Here’s a big CNN article about how Governor Bill Richardson is going to decide in the next few days whether or not to posthumously pardon Billy The Kid. Since Billy the Kid has been dead for 129 years, it makes you wonder who on Earth cares in the first place, but I can tell you three people who do – me, opportunistic New Mexico defense attorney Randi McGinn, and Pat Garrett’s grandson J.P Garrett.
It’s really simple as far as I’m concerned. I’ve refined my thinking into three specific reasons why Billy the Kid should not be pardoned, all because Richardson is one of my favorite politicians and I don’t see why he should have to spend his time on this topic when I’ve already got it figured out for him.
Reason #1: Billy the Kid is a badass of historical proportions.
Just look at this extremely rare, actual, full-color photograph of him:
And if you pardon him then he’s just some dude. It may be true – as archived letters and documents apparently show – that he made an agreement with then-Governor Lew Wallace in which Billy agreed to testify in another federal court case in exchange for the pardon, and that he held up his end but then Wallace never pardoned him.
And it’s also apparently true that Billy the Kid once sent a letter to Wallace, asking him to honor the agreement – so it seems like when he was alive, a pardon was what he wanted, too.

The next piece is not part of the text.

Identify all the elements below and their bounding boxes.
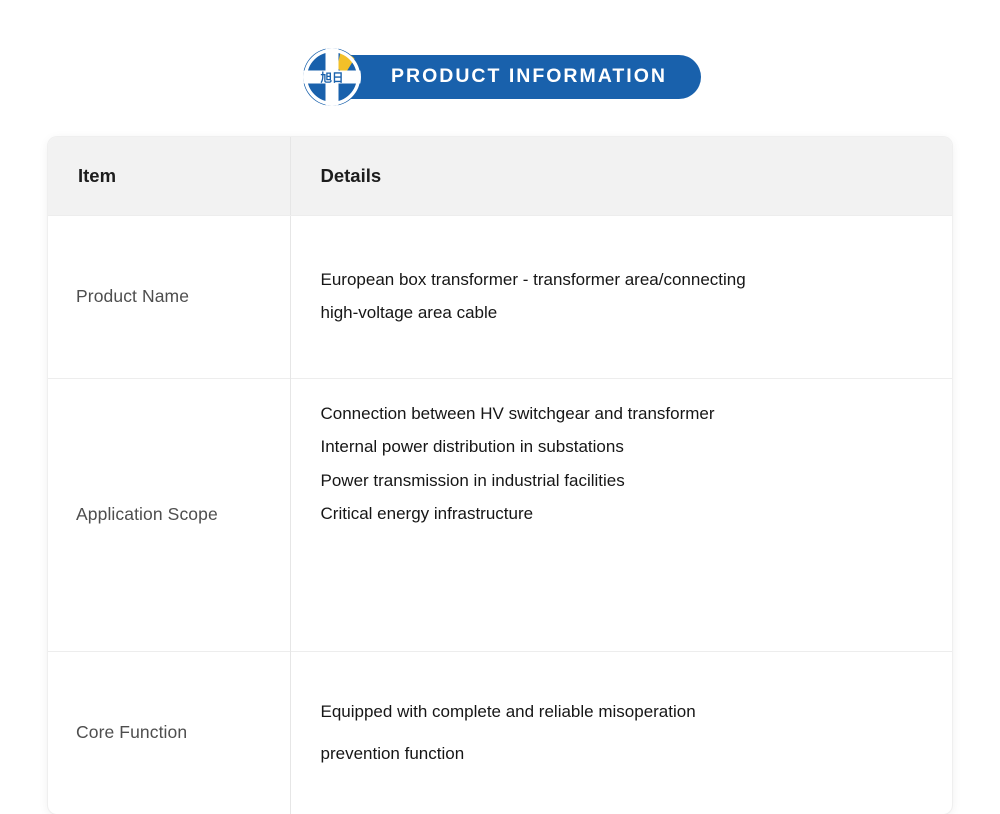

But that was just so he could ride his horsie around without everyone in the country chasing him around trying to shoot him. It wasn’t because he wanted his name cleared for posterity. It was for logistics and convenience, clearly. And now that he’s not riding horsies around anymore, his near mythical notoriety is all that he has left.
See, if we pardon him, then he’s very likely to get angry and blast out of Hell to exact a horrible vengeance on us all, for de-sullying his bad name. For the love of God – think, people, THINK.
It’s like some folks have never seen a demonic cowboy zombie movie before.
Reason #2: It was an attorney’s idea.
I don’t like the idea is that a defense attorney pretty obviously thought of it as a way to get into a big CNN article. She’s claiming that he’s owed a pardon because 129 years ago, Lew Wallace extra super promised him and then didn’t do it. Time we made good on that promise, she says.
And then it’ll be time she writes a book about it and makes three and a half million dollars, I say.
It’s interesting, isn’t it? That McGinn is so morally outraged by a (possible) broken promise from 129 years ago, and somehow that trumps all the moral outrage that she most certainly trips over every time she sets foot in an Albuquerquee courthouse?
I am not interested in “clearing” Billy the Kid’s name for the professional benefit of a defense attorney. I know she’s working for free – how about you offer your free services to some living Americans who desperately need it, McGinn? I know they won’t let you write a book for that or put you in any CNN articles, but on the plus side, I won’t feel like barfing anymore.
Reason #3: Pat Garrett’s grandson doesn’t want him pardoned. I had no idea that Pat Garrett’s grandson was alive, but my guess is, he’s kind of a badass. I don’t want any trouble with Pat Garrett’s grandson. If there are two sides and Pat Garrett’s grandson is on one of them, then that’s the side I’m on. Especially if the question is silly and pointless and a waste of anyone’s time who isn’t a blogger, or Pat Garrett’s grandson.
And part of this reason is of course also that, speaking of vengeful ghosts, the last thing we want to deal with is Billy the Kid’s vengeful ghost and Pat Garrett’s vengeful ghost at the same time. It seems like the current legal designation of the events of 129 years ago have been working just fine all these years.
If it isn’t broke, and there are currently no vengeful ghosts haunting us, then don’t try to fix it.
Now I know that Pat Garrett is often portrayed as something of a coward, for shooting Billy the Kid in the back, in the dark. So you might think that’s relevant, when considering the opinion of Garrett’s grandson.
Well I don’t know if Garrett shot the Kid in the back or not, and neither do you – but you can bet your ass that’s where I would have shot him.
History and legend and Emilio Estevez all have different ideas about how many people Billy killed. It’s either nine or twenty-one or 300-ish. Whichever one it is, those were all guys who tried to shoot Billy the Kid in the front.
See why J.P. Garrett was even able to be born? Let’s all climb down out of Pat Garrett’s butt, he was only after one of the toughest men in history. He probably didn’t feel like fair was the way to play it.
Also, J.P. Garrett is concerned that pardoning Billy the Kid would mean that his grandpappy shot an innocent man. I’m dead serious here – would you all please stop trying to make Pat Garrett’s grandson angry?
I’m on your side, Mr. Garrett – the Old West was just fine without the ACLU ziplining in and sissying the place up. The cards were dealt 129 years ago, and let’s all please quit trying to pretty them up.
And as for you, Emilio Estevez – get to work on Young Guns IV. You don’t look busy.